Justement... justement. Notre vision du passé est, comme tu l’as écrit, pas mal façonnée par les préjugés du XIXe siècle. Même si au niveau universitaire, le XXe a amené beaucoup de changements de méthodologie - et, donc, d’analyse - il y a toujours une marche entre cette science historique et l’histoire telle qu’elle est enseignée et médiatisée. Y’a plein de raisons à ça, notamment idéologiques, politiques et pédagogiques, mais c’est pas le propos ici.
Les sciences sociales sont ainsi faites qu’une fois qu’une hypothèse fait consensus chez les historiens d’une époque, et même si ce consensus est nourri de préjugés et de certitudes propres à cette époque, c’est ce consensus qui fera ensuite office de « vérité historique » jusqu’à temps qu’on réussisse à prouver sa fausseté. La charge de la preuve est, en quelque sorte, inversée. C’est la raison pour laquelle on hérite encore de ces filtres du XIXe siècle.
Tout ça pour dire... que considérant comment la vérité historique se construit, il ne serait pas surprenant que des expériences, des épisodes voire de véritables sociétés matriarcales (au plein sens du terme) soient passées totalement hors des recherches des historiens, archéologues, ethnologues... « On ne trouve que ce que l’on cherche ». Et aussi que le contexte de ces recherches - menées en général par des hommes blancs détenteurs du savoir et du pouvoir - détermine beaucoup de choses dans ce qu’on leur donne à observer. Dans bien des sociétés, hommes et femmes de niveaux sociaux différents ne se parlent que suivant des protocoles précis. Il est donc normal que ce soient plutôt des hommes puissants qui aient été les interlocuteurs de ces chercheurs blancs, et que la vision de leurs sociétés qu’ils aient partagée à ces chercheurs soit une vision d’homme.
C’est d’autant plus fort s’il s’agit de populations qui étaient en guerre contre les colons blancs (ça représente quand même pas mal de monde) : la guerre étant en général une activité dévolue aux hommes, les chefs de guerre étaient souvent des hommes, et lorsqu’un colon blanc - même un gentil ethnologue - apparaissait, il pouvait difficilement être assimilé à autre chose qu’à un représentant d’une puissance étrangère agressive. Qui ne pouvait donc être accueilli que par un chef de guerre et non par un chef de paix (pour peu qu’il y ait besoin de chef dans la paix... cf les sociétés contre l’Etat).
Enfin, il y a aussi, tout simplement, la loi du vainqueur : au Canada, la Loi sur les Indiens a créé des « chefs de bande » masculins auxquels l’autorité (et les moyens) étaient attribués. Ce faisant, elle a éliminé les conseils traditionnels et notamment les conseils de femmes qui étaient prééminents (d’après ce qu’on m’en a rapporté).

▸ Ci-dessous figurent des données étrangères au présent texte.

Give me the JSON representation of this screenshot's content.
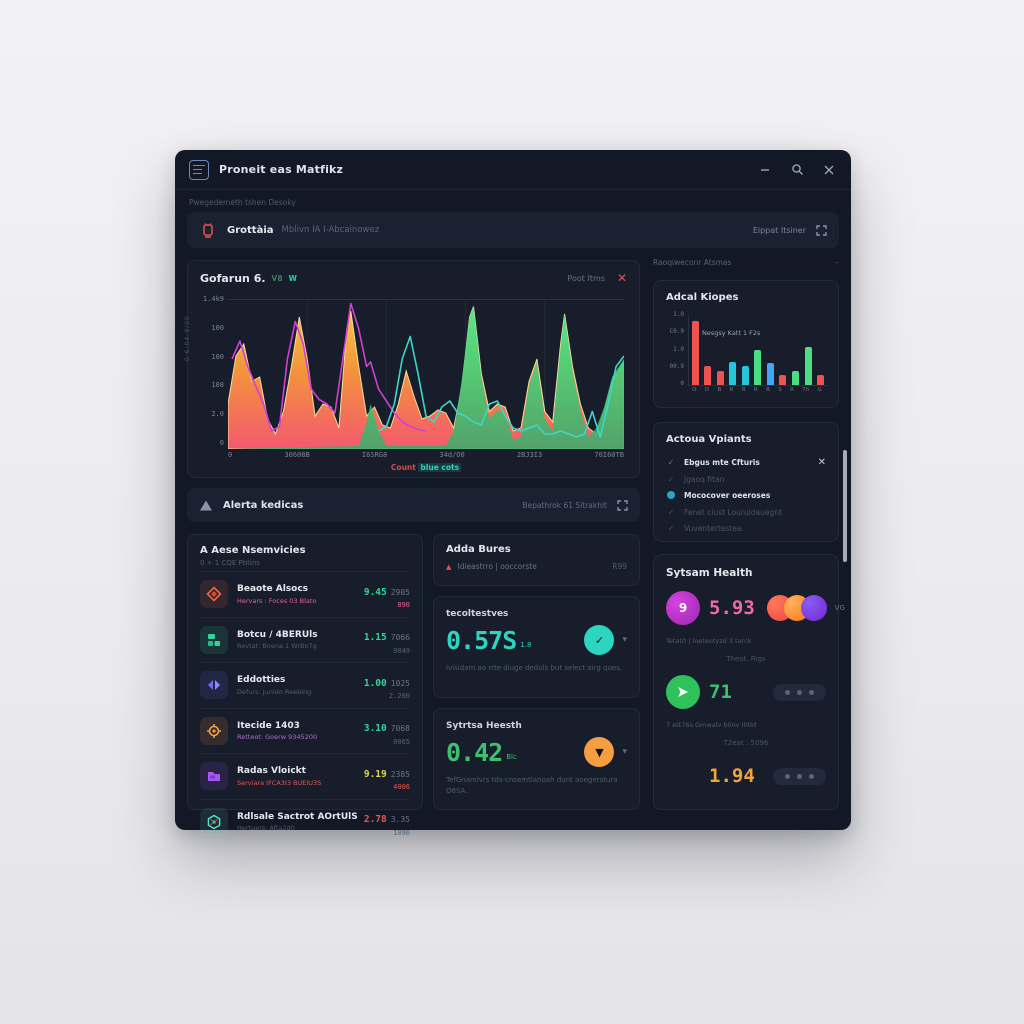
{
  "window": {
    "title": "Proneit eas Matfikz",
    "subheader": "Pwegedemeth tshen Desoky",
    "controls": {
      "minimize": "–",
      "search": "search",
      "close": "✕"
    }
  },
  "toolbar": {
    "name": "Grottàia",
    "desc": "Mblivn IA I-Abcainowez",
    "action": "Eippat Itsiner"
  },
  "chart_panel": {
    "title": "Gofarun 6.",
    "badge1": "V8",
    "badge2": "W",
    "action": "Poot Itms",
    "close": "✕",
    "caption_red": "Count",
    "caption_teal": "blue cots",
    "y_axis_label": "0·6:04-9/00"
  },
  "alerts_bar": {
    "title": "Alerta kedicas",
    "action": "Bepathrok 61 Sitrakhit"
  },
  "services": {
    "title": "A Aese Nsemvicies",
    "subtitle": "0 + 1 CQE Pbtins",
    "rows": [
      {
        "name": "Beaote Alsocs",
        "sub": "Hervars : Foces 03 Blato",
        "v1": "9.45",
        "v2": "2905",
        "v3": "890",
        "icon": "diamond-icon"
      },
      {
        "name": "Botcu / 4BERUls",
        "sub": "Revtat: Boena 1 WrBo7g",
        "v1": "1.15",
        "v2": "7066",
        "v3": "9049",
        "icon": "bricks-icon"
      },
      {
        "name": "Eddotties",
        "sub": "Defurs: Junido Reebing",
        "v1": "1.00",
        "v2": "1025",
        "v3": "2.200",
        "icon": "arrows-icon"
      },
      {
        "name": "Itecide 1403",
        "sub": "Retteot: Goerw 9345200",
        "v1": "3.10",
        "v2": "7068",
        "v3": "0065",
        "icon": "gear-icon"
      },
      {
        "name": "Radas Vloickt",
        "sub": "Serviara IFCA3I3 BUEIU3S",
        "v1": "9.19",
        "v2": "2385",
        "v3": "4006",
        "icon": "folder-icon"
      },
      {
        "name": "Rdlsale Sactrot AOrtUlS",
        "sub": "Hertuers: Afta2d0",
        "v1": "2.78",
        "v2": "3.35",
        "v3": "1096",
        "icon": "hexagon-icon"
      }
    ]
  },
  "middle": {
    "header": "Adda Bures",
    "alert_icon": "▲",
    "alert_text": "Idieastrro | ooccorste",
    "alert_right": "R99",
    "card1": {
      "label": "tecoltestves",
      "value": "0.57S",
      "unit": "1.8",
      "caption": "Ivisidam ao rrte diuge deduls but select airg ques.",
      "button_glyph": "✓",
      "chevron": "▾"
    },
    "card2": {
      "label": "Sytrtsa Heesth",
      "value": "0.42",
      "unit": "Blc",
      "caption": "TefGnamlvrs tds-cnsemtlanoah dunt aoegerstura O6SA.",
      "button_glyph": "▼",
      "chevron": "▾"
    }
  },
  "right": {
    "header": "Raoqiweconr Atsmas",
    "header_action": "–",
    "checklist": {
      "title": "Actoua Vpiants",
      "close": "✕",
      "items": [
        {
          "mark": "✓",
          "label": "Ebgus mte Cfturis",
          "state": "bright"
        },
        {
          "mark": "✓",
          "label": "Jgaoq fitan",
          "state": "dim"
        },
        {
          "mark": "dot",
          "label": "Mococover oeeroses",
          "state": "bright"
        },
        {
          "mark": "✓",
          "label": "Fenet ciust Louruldauegnt",
          "state": "dim"
        },
        {
          "mark": "✓",
          "label": "Vuventertestea.",
          "state": "dimmer"
        }
      ]
    },
    "health": {
      "title": "Sytsam Health",
      "stat1_badge": "9",
      "stat1_value": "5.93",
      "stat1_tag": "VG",
      "line1": "Tetat0 | Ioeteotyzd 3 tarck",
      "sublabel1": "Theot. Rigs",
      "stat2_value": "71",
      "line2": "7 ett76s  Gmwalv b0ov I0tld",
      "sublabel2": "T2eat : 5096",
      "stat3_value": "1.94"
    }
  },
  "colors": {
    "accent_teal": "#2dd4bf",
    "accent_green": "#34d399",
    "accent_red": "#ef5350",
    "accent_orange": "#f59e42",
    "accent_magenta": "#d946ef",
    "accent_pink": "#ec5f96",
    "accent_yellow": "#e3d44a",
    "panel_bg": "#171d2a",
    "window_bg": "#131826"
  },
  "chart_data": [
    {
      "type": "area",
      "title": "Gofarun 6.",
      "y_ticks": [
        "1.4k9",
        "100",
        "100",
        "108",
        "2.0",
        "0"
      ],
      "x_ticks": [
        "0",
        "30608B",
        "I6SRG8",
        "34d/O0",
        "2BJ3I3",
        "70I60TB"
      ],
      "ylim": [
        0,
        1400
      ],
      "grid": true,
      "legend_position": "none",
      "series": [
        {
          "name": "orange-area",
          "kind": "area",
          "paint": "orange",
          "points": [
            [
              0,
              30
            ],
            [
              2,
              62
            ],
            [
              4,
              70
            ],
            [
              6,
              45
            ],
            [
              8,
              48
            ],
            [
              10,
              20
            ],
            [
              12,
              10
            ],
            [
              14,
              25
            ],
            [
              16,
              55
            ],
            [
              18,
              88
            ],
            [
              20,
              60
            ],
            [
              22,
              22
            ],
            [
              24,
              30
            ],
            [
              26,
              28
            ],
            [
              28,
              14
            ],
            [
              30,
              80
            ],
            [
              31,
              92
            ],
            [
              33,
              55
            ],
            [
              35,
              22
            ],
            [
              37,
              28
            ],
            [
              39,
              16
            ],
            [
              41,
              14
            ],
            [
              43,
              30
            ],
            [
              45,
              52
            ],
            [
              47,
              35
            ],
            [
              49,
              20
            ],
            [
              51,
              22
            ],
            [
              53,
              26
            ],
            [
              55,
              24
            ],
            [
              57,
              14
            ],
            [
              59,
              40
            ],
            [
              61,
              88
            ],
            [
              62,
              95
            ],
            [
              64,
              50
            ],
            [
              66,
              25
            ],
            [
              68,
              30
            ],
            [
              70,
              28
            ],
            [
              72,
              12
            ],
            [
              74,
              14
            ],
            [
              76,
              45
            ],
            [
              78,
              60
            ],
            [
              80,
              25
            ],
            [
              82,
              18
            ],
            [
              84,
              70
            ],
            [
              85,
              90
            ],
            [
              87,
              55
            ],
            [
              89,
              30
            ],
            [
              91,
              14
            ],
            [
              93,
              10
            ],
            [
              95,
              25
            ],
            [
              97,
              45
            ],
            [
              100,
              58
            ]
          ]
        },
        {
          "name": "green-area",
          "kind": "area",
          "paint": "green",
          "points": [
            [
              33,
              2
            ],
            [
              35,
              18
            ],
            [
              36,
              30
            ],
            [
              38,
              12
            ],
            [
              40,
              2
            ],
            [
              55,
              2
            ],
            [
              57,
              12
            ],
            [
              59,
              45
            ],
            [
              61,
              88
            ],
            [
              62,
              95
            ],
            [
              64,
              48
            ],
            [
              66,
              20
            ],
            [
              68,
              26
            ],
            [
              70,
              24
            ],
            [
              72,
              6
            ],
            [
              74,
              8
            ],
            [
              76,
              42
            ],
            [
              78,
              58
            ],
            [
              80,
              20
            ],
            [
              82,
              12
            ],
            [
              84,
              68
            ],
            [
              85,
              90
            ],
            [
              87,
              52
            ],
            [
              89,
              26
            ],
            [
              91,
              8
            ],
            [
              93,
              14
            ],
            [
              95,
              28
            ],
            [
              97,
              48
            ],
            [
              100,
              60
            ]
          ]
        },
        {
          "name": "magenta-line",
          "kind": "line",
          "paint": "magenta",
          "points": [
            [
              1,
              60
            ],
            [
              3,
              72
            ],
            [
              5,
              55
            ],
            [
              7,
              42
            ],
            [
              9,
              30
            ],
            [
              11,
              12
            ],
            [
              13,
              15
            ],
            [
              15,
              60
            ],
            [
              17,
              85
            ],
            [
              19,
              70
            ],
            [
              21,
              40
            ],
            [
              23,
              33
            ],
            [
              25,
              30
            ],
            [
              27,
              24
            ],
            [
              29,
              60
            ],
            [
              31,
              97
            ],
            [
              33,
              80
            ],
            [
              35,
              55
            ],
            [
              36,
              58
            ],
            [
              38,
              40
            ],
            [
              40,
              32
            ],
            [
              42,
              24
            ],
            [
              44,
              18
            ],
            [
              46,
              15
            ],
            [
              48,
              13
            ],
            [
              50,
              12
            ]
          ]
        },
        {
          "name": "teal-line",
          "kind": "line",
          "paint": "teal",
          "points": [
            [
              38,
              12
            ],
            [
              40,
              15
            ],
            [
              42,
              30
            ],
            [
              44,
              60
            ],
            [
              46,
              75
            ],
            [
              48,
              50
            ],
            [
              50,
              22
            ],
            [
              52,
              18
            ],
            [
              54,
              28
            ],
            [
              56,
              32
            ],
            [
              58,
              24
            ],
            [
              60,
              22
            ],
            [
              62,
              18
            ],
            [
              64,
              16
            ],
            [
              66,
              30
            ],
            [
              68,
              32
            ],
            [
              70,
              22
            ],
            [
              72,
              14
            ],
            [
              74,
              12
            ],
            [
              76,
              14
            ],
            [
              78,
              16
            ],
            [
              80,
              10
            ],
            [
              82,
              10
            ],
            [
              84,
              12
            ],
            [
              86,
              10
            ],
            [
              88,
              8
            ],
            [
              90,
              10
            ],
            [
              92,
              25
            ],
            [
              94,
              8
            ],
            [
              96,
              30
            ],
            [
              98,
              55
            ],
            [
              100,
              62
            ]
          ]
        }
      ]
    },
    {
      "type": "bar",
      "title": "Adcal Kiopes",
      "annotation": "Nesgsy Katt 1 F2s",
      "y_ticks": [
        "1.0",
        "C0.9",
        "1.0",
        "00.9",
        "0"
      ],
      "categories": [
        "O",
        "D",
        "B",
        "R",
        "R",
        "R",
        "R",
        "S",
        "R",
        "Th",
        "G"
      ],
      "values": [
        0.92,
        0.27,
        0.2,
        0.33,
        0.27,
        0.5,
        0.32,
        0.15,
        0.2,
        0.55,
        0.15
      ],
      "bar_colors": [
        "#ef5350",
        "#ef5350",
        "#ef5350",
        "#26c6da",
        "#26c6da",
        "#4ade80",
        "#42a5f5",
        "#ef5350",
        "#4ade80",
        "#4ade80",
        "#ef5350"
      ],
      "ylim": [
        0,
        1
      ],
      "grid": false,
      "legend_position": "none"
    }
  ]
}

En d’autres termes, il y a beaucoup de facteurs qui pourraient invisibiliser ces sociétés matriarcales aux yeux de l’histoire patriarcale blanche. Cela ne permet pas de prouver qu’une société matriarcale a forcément existé quelque part, mais on ne peut pas dire que « parce qu’on n’en a jamais vu », une telle société n’a pas existé.
Et dans l’hypothèse inverse, il faut pouvoir expliquer pourquoi en 10 000 de civilisation, en 30 000 de sociétés humaines, il serait absolument impossible de voir apparaître une société matriarcale. Quel obstacle causal empêcherait l’émergence d’une telle société ?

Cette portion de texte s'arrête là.